Connected services landscape maturing rapidly

Over the past year, the speed with which the global leaders in industrial automation have turned the spigot on new connected services for industry impresses. Building on new, secure pathways for connecting data to the cloud, most of the global leaders in discrete and process automation have unveiled some wrinkle on a new, subscription-based service designed to help industrial companies get more performance from their assets. Perhaps that shouldn’t be surprising, as connected services dovetail so precisely with several of industry’s most pressing needs.

Today, capital dollars remain tight worldwide, so productivity, efficiency and reliability improvements that can be delivered through operational expenses are most likely to get the nod. Plus, many a company’s most experienced operators and technologists are retiring, meaning that those industry experts who remain industrywide are of necessity best leveraged across multiple sites and companies.

The process industries, in particular, have for decades used secure remote monitoring to optimize the operation of critical, high-value assets. Today, with the aid of analytics and streamlined connectivity technology, the value of the assets that can be monitored and reported on has fallen precipitously, and now includes less expensive, less critical assets such as previously unmonitored pumps and even the often neglected steam trap (which nevertheless can lead to excessive energy costs when not functioning properly).

Interestingly, the business models for delivering this new range of connected services varies from one automation supplier to the next. Several are delivering services of their own, but also opening their platforms for other technology providers and machine builders to develop and deliver services to end-user companies relative to specialized machines or processes. Others are controlling the services offered on their platforms and over their connections a bit more closely, leveraging homegrown expertise developed over many decades of experience.
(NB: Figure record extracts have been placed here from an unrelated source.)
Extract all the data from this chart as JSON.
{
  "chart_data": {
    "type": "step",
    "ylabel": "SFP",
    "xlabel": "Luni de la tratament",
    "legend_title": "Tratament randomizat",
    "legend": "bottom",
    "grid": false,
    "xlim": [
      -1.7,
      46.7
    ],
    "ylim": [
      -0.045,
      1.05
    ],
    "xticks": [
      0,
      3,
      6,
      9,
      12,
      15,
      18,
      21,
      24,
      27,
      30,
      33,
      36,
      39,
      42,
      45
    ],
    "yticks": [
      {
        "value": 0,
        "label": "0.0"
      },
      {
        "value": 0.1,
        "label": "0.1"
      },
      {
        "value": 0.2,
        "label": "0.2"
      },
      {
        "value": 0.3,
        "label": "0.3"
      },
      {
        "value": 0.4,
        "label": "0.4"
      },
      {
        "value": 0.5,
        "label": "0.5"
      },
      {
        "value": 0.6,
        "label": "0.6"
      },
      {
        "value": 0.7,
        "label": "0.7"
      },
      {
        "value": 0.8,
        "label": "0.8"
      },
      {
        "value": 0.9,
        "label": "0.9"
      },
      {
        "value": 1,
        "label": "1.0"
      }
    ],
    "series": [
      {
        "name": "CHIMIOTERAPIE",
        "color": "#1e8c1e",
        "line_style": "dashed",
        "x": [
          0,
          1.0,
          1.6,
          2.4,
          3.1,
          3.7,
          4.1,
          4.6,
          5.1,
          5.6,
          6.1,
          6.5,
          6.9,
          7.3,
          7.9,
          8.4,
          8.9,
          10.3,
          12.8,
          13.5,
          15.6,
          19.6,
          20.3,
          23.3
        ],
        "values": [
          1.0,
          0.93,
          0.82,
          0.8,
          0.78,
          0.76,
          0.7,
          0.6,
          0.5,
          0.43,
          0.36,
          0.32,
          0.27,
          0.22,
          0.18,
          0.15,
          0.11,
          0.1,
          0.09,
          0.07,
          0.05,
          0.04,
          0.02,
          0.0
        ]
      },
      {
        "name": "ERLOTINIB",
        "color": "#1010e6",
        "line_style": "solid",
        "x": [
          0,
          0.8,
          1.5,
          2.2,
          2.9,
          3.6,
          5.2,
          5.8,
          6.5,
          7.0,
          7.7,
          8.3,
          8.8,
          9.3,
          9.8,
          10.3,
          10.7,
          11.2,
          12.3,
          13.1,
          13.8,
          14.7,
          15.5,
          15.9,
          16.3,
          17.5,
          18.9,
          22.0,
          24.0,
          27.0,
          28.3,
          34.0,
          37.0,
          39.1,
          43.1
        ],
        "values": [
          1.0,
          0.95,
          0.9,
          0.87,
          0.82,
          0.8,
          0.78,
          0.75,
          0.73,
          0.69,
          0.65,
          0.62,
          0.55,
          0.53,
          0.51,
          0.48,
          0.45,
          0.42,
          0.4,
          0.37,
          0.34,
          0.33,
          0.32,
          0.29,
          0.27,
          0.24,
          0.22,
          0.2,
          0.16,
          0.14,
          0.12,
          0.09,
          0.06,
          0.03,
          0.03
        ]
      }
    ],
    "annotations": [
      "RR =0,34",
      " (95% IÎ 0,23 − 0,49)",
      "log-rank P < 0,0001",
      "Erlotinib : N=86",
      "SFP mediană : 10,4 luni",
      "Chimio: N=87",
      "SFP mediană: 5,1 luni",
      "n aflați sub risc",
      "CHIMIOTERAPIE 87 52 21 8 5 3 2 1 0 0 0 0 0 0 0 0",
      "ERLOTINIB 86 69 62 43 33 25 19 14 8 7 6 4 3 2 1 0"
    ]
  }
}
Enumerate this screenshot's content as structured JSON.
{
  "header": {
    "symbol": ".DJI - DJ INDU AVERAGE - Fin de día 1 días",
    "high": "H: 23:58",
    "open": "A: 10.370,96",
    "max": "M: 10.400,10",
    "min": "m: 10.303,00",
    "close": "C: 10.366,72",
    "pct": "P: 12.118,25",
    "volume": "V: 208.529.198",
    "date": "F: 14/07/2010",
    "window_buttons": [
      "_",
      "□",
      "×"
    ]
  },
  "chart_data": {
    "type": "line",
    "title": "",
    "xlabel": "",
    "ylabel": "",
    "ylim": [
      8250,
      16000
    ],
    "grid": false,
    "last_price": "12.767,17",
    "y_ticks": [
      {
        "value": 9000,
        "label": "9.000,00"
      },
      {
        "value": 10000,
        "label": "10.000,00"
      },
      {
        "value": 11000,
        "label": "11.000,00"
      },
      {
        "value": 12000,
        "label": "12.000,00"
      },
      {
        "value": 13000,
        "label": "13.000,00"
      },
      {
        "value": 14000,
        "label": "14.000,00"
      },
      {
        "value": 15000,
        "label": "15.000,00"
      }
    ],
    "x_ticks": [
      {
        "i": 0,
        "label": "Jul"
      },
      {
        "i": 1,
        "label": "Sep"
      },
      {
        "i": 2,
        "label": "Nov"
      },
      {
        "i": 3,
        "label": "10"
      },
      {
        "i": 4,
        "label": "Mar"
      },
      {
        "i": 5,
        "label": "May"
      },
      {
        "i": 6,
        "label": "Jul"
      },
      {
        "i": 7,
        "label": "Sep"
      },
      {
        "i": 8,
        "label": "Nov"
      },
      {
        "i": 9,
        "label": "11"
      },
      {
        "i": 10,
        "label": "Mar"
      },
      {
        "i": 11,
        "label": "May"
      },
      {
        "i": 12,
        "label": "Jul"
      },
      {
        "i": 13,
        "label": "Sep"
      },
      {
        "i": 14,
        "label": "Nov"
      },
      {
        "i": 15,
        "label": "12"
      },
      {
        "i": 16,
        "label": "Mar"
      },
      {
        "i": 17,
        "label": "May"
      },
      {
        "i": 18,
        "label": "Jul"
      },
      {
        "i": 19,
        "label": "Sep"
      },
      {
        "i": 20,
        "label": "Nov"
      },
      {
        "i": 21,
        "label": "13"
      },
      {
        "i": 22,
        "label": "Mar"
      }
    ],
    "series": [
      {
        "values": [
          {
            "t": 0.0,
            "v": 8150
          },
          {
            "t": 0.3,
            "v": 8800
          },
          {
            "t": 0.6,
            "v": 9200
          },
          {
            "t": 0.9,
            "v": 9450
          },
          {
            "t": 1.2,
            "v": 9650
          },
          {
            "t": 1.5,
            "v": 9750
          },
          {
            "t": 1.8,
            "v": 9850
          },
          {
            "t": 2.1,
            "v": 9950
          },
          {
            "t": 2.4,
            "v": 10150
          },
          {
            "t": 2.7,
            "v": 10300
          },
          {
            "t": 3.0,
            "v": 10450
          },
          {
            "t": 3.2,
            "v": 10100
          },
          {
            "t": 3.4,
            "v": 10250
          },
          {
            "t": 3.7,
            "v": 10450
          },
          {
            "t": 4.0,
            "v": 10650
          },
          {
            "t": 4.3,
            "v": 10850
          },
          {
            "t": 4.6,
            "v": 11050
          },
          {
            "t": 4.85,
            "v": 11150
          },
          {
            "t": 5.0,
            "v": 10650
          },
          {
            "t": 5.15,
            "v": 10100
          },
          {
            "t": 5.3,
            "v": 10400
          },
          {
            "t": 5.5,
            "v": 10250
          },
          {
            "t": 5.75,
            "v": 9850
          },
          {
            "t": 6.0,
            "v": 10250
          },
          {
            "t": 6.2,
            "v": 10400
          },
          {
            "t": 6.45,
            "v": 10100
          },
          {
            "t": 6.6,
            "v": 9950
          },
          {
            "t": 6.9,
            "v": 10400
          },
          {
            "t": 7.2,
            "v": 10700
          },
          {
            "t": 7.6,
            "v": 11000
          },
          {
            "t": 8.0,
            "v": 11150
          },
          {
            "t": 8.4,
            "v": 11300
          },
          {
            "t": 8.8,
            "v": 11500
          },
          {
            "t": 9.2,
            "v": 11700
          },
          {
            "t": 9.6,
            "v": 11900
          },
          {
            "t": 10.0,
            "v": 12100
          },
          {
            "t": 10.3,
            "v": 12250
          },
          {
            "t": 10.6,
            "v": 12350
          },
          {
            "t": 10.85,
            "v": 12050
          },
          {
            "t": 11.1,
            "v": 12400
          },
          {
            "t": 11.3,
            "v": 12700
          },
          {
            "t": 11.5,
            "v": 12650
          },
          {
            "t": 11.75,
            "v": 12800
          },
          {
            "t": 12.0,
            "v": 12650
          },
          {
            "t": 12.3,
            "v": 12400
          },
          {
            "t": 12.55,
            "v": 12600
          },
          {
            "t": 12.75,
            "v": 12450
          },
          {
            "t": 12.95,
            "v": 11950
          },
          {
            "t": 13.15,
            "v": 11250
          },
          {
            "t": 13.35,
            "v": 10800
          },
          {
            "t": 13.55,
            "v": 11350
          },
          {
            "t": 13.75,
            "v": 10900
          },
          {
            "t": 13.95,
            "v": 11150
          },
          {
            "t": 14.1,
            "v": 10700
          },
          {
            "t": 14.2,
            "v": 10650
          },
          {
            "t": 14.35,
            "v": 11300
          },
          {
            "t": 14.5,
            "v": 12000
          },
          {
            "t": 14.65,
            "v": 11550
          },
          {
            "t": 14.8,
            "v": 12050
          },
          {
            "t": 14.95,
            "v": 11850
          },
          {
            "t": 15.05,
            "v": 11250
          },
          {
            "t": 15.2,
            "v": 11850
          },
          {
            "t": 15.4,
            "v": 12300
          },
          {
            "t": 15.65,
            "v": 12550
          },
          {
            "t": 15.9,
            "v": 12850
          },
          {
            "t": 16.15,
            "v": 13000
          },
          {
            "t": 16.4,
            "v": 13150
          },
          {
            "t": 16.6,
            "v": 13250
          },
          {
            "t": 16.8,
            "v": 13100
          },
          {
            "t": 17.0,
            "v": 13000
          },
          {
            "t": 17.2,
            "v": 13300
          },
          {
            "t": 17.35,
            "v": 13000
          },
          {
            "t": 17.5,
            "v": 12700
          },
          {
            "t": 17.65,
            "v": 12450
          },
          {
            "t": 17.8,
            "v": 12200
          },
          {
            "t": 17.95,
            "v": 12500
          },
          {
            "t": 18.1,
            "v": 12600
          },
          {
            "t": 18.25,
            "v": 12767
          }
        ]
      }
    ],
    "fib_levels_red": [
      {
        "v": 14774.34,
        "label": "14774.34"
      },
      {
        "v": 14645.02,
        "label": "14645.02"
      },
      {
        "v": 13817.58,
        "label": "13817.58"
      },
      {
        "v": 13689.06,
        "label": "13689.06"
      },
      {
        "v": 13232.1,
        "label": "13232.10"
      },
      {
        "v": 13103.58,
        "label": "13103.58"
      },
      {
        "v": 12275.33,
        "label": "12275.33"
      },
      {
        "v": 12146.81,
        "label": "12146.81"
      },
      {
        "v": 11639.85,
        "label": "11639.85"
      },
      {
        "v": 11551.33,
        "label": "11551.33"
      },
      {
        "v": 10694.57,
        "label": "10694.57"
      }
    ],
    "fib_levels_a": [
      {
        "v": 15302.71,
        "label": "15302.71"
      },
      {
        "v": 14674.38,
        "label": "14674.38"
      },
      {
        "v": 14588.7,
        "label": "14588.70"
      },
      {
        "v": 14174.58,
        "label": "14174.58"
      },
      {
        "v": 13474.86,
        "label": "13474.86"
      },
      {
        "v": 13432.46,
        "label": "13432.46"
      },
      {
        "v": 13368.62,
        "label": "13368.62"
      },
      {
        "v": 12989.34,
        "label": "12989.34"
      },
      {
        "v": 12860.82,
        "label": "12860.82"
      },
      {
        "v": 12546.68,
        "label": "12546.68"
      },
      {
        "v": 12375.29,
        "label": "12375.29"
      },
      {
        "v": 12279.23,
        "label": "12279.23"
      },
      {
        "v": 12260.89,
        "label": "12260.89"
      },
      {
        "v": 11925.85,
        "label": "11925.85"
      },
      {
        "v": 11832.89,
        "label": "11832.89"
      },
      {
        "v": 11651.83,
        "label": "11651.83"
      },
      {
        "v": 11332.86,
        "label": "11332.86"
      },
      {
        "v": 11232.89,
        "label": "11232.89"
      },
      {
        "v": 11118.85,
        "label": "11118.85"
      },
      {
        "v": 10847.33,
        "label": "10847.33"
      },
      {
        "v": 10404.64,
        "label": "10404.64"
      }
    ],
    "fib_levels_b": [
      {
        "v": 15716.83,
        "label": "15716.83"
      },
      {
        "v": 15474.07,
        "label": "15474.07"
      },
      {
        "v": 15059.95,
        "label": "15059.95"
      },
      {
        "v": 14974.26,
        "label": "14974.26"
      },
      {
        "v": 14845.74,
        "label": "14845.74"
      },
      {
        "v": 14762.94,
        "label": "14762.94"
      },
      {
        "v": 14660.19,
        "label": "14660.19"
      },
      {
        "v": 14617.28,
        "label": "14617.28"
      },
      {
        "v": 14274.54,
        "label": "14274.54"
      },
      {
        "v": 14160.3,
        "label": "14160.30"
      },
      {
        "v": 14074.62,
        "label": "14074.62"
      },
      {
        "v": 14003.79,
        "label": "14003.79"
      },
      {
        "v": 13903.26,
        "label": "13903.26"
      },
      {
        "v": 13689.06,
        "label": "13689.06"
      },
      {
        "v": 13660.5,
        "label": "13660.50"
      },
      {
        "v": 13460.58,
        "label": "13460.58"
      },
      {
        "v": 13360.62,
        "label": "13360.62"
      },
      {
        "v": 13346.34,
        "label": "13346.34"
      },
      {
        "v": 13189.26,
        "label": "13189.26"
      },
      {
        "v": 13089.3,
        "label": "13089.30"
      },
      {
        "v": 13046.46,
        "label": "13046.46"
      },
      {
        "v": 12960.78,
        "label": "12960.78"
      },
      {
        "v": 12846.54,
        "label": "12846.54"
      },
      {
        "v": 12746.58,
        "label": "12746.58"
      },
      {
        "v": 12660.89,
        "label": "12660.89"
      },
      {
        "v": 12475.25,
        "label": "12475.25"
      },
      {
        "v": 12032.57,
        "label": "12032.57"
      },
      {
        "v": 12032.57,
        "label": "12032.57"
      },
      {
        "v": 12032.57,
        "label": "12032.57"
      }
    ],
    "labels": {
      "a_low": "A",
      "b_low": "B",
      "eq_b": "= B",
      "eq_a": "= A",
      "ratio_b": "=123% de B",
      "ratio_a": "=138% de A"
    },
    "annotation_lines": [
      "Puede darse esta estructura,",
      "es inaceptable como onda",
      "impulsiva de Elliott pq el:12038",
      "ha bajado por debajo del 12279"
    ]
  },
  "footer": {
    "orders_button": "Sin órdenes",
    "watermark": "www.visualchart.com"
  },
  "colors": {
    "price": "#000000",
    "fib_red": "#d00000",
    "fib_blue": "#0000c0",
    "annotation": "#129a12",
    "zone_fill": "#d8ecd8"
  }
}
Speaking of steam traps and business models, one innovative connected service that comes to mind is from Emerson Automation Solutions. The company that pioneered a unique wireless acoustic sensor technology for monitoring steam trap health has now transformed what was once a solutions-oriented bundle of sensors, wireless gateways and supervisory software to its subsciption-based Steam Trap Connected Services offering.

Under this arrangement, the end user doesn’t buy or install any hardware. Instead, Emerson service techs bolt the wireless sensors to each of the wireless steam traps to be monitored, then installs a cellular modem to backhaul sensor data directly to Emerson for analysis. One early user of the service, Denka Chemicals Singapore, realized a 7% reduction in steam demand. Clearly, this subscription-based service is but one example of the transformative, outcome-based business models that are poised to proliferate across industry.

Keith Larson is vice president of content with Smart Industry.